Dermatologists say people with acne have 5 lifestyle factors in common

Acne is driven by the exposome.


If you’ve ever had a pimple (or ten), you know how anxiety-producing and stressful acne can be. While it can feel like you’re the only one without clear skin, one in 10 people will experience acne in their lifetime, making it the eighth most prevalent disease worldwide.

Despite the fact that acne is so common, there’s little consensus, or hard evidence, on what actually causes acne in the first place. In turn, that understanding could lead to future treatments that could help the 676 million people around the world who suffer from zits.

Unpublished research presented Friday at the 28th European Academy of Dermatology and Venereology Congress (EADV) in Madrid could provide some answers. At the meeting, scientists affiliated with Vichy Laboratories, a French skincare company, revealed the role of the exposome plays in acne development. The exposome is defined as “the sum of all internal and external environmental factors that impact the onset, duration, and severity of acne” — basically, all the things besides your genes and hormones, which may influence acne.

The study nails down the key exposome factors that trigger pimples and blackheads. These include: consuming certain foods and drinks (like soda, sweets, and alcohol), steroids, experiencing lots of stress, and air pollution.
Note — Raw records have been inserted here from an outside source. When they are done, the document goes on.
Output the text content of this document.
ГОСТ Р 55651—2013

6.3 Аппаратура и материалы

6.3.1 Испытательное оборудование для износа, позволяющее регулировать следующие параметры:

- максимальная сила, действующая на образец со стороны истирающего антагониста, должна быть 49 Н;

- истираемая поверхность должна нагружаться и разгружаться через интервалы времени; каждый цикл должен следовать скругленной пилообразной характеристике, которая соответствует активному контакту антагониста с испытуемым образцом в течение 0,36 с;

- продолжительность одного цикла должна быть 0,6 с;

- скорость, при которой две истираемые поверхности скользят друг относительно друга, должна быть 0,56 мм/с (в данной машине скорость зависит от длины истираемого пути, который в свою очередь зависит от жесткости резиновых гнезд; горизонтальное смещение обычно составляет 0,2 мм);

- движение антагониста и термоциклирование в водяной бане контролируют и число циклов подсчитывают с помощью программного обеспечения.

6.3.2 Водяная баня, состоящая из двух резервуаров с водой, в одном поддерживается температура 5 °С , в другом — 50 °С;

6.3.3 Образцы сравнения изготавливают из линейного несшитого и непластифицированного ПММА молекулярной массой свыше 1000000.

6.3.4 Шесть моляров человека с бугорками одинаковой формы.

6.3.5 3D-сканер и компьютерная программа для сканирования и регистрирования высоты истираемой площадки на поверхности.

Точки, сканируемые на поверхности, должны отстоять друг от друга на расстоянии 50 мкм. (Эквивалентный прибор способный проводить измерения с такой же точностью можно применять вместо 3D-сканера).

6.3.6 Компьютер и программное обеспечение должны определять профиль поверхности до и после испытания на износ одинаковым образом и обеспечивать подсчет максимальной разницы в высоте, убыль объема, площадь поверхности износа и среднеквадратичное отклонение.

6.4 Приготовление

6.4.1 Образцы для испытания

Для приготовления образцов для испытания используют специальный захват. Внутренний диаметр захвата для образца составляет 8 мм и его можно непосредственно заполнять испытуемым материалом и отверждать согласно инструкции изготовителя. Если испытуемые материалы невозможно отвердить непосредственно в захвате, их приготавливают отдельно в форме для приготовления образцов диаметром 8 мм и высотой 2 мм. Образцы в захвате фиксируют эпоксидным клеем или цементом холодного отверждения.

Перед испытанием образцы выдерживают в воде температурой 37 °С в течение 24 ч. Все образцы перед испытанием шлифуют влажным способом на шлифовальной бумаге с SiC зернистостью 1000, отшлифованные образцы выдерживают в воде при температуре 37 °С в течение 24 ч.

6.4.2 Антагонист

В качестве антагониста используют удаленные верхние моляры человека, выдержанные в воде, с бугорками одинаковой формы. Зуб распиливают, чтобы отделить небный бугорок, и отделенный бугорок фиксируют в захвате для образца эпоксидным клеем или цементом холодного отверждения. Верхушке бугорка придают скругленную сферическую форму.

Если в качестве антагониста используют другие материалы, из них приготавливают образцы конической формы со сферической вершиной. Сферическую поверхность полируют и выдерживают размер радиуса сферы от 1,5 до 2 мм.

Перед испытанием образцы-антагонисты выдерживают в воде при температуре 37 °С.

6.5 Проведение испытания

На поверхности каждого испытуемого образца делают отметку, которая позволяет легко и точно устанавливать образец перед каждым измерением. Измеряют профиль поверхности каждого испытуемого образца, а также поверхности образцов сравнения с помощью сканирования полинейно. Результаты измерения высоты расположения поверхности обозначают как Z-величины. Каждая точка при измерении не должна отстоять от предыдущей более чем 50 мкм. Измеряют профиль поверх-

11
While some of these factors have been linked to acne before, this research is the first research-backed, holistic examination of all exposome factors.

Eating sweets, like chocolate cake, was a habit more often practiced by people with acne. 

Unsplash / Toa Heftiba

The hope is that, by specifically identifying these factors, the research can help people gain a bit more control in managing the likelihood of a breakout.

“Acne management should be holistic, including acne treatment and education regarding factors that can contribute to it,” co-author Delphine Keron, M.D., a dermatologist with Vichy Laboratories, explained to Inverse in a statement.

“Dermatologists need to know these factors to be able to discuss it with patients, including asking them about their consumption of whey proteins and steroids for example.”

"Acne management should be holistic.”

The study included 6,700 participants, who represented North America, South America, and Europe, and within this group, 2,826 had acne and 3,853 did not. Participants answered a survey that asked about ten exposome factors, including smoking, eating sweets, or feeling stressed.

The research found that people with acne reported certain habits more than people with clear skin. It was significantly more common for people with acne to consume dairy products, sweets, alcohol, and whey proteins. For example, those who ate pastries and chocolate more regularly were more likely to have acne; the same was true for those who more often drank soda.

People with acne were also significantly more exposed to pollution than those without, as well as anabolic steroids. In this study sample, 11.9 percent of acne sufferers consumed anabolic steroids, compared to the 3.2 who consumed the same but did not have acne.

Scientists still aren't certain exactly why people get pimples. 


Being hard on the skin through the use of peels or harsh cleansers was also more prevalent in acne sufferers — which makes sense in light of the situation. People want to get rid of their acne, as quickly as possible and by any means necessary. In this case, the factors aren’t so much driving the acne, as they are simply coexisting with it.

To the scientist’s surprise, smoking or using tobacco, which has been previously thought to contribute to acne, didn’t seem to make a significant difference.

Conventional wisdom rules that bad hygiene and bad food show up on the face: People often think dairy leads to pimples, chocolate causes acne, greasy foods lead to whiteheads. But the evidence actually linking diet and acne has been mixed: Until 2007, research reviews found little evidence that diet causes acne, instead pointing to genetics and hormonal influences as culprits.

This study turns that assumption on its head, showing that people with acne have certain habits in common, which may be making their skin condition worse.

It’s important to note that the study pointed out associations, not causation. At this point, researchers can’t say definitively that people with acne live their lives in a way that causes their zits. But it does mean people can make lifestyle changes, on top of medication or other acne treatments, that could help clear their skin.

That help isn’t important for aesthetic reasons: Acne can cause pose serious psychological risks, especially to teens. Teenagers with acne are more likely to have mental health problems, social impairment, and suicidal ideation. Avoiding dairy, sugar, bad air and stress could help these teens, and all acne sufferers, get their skin under control.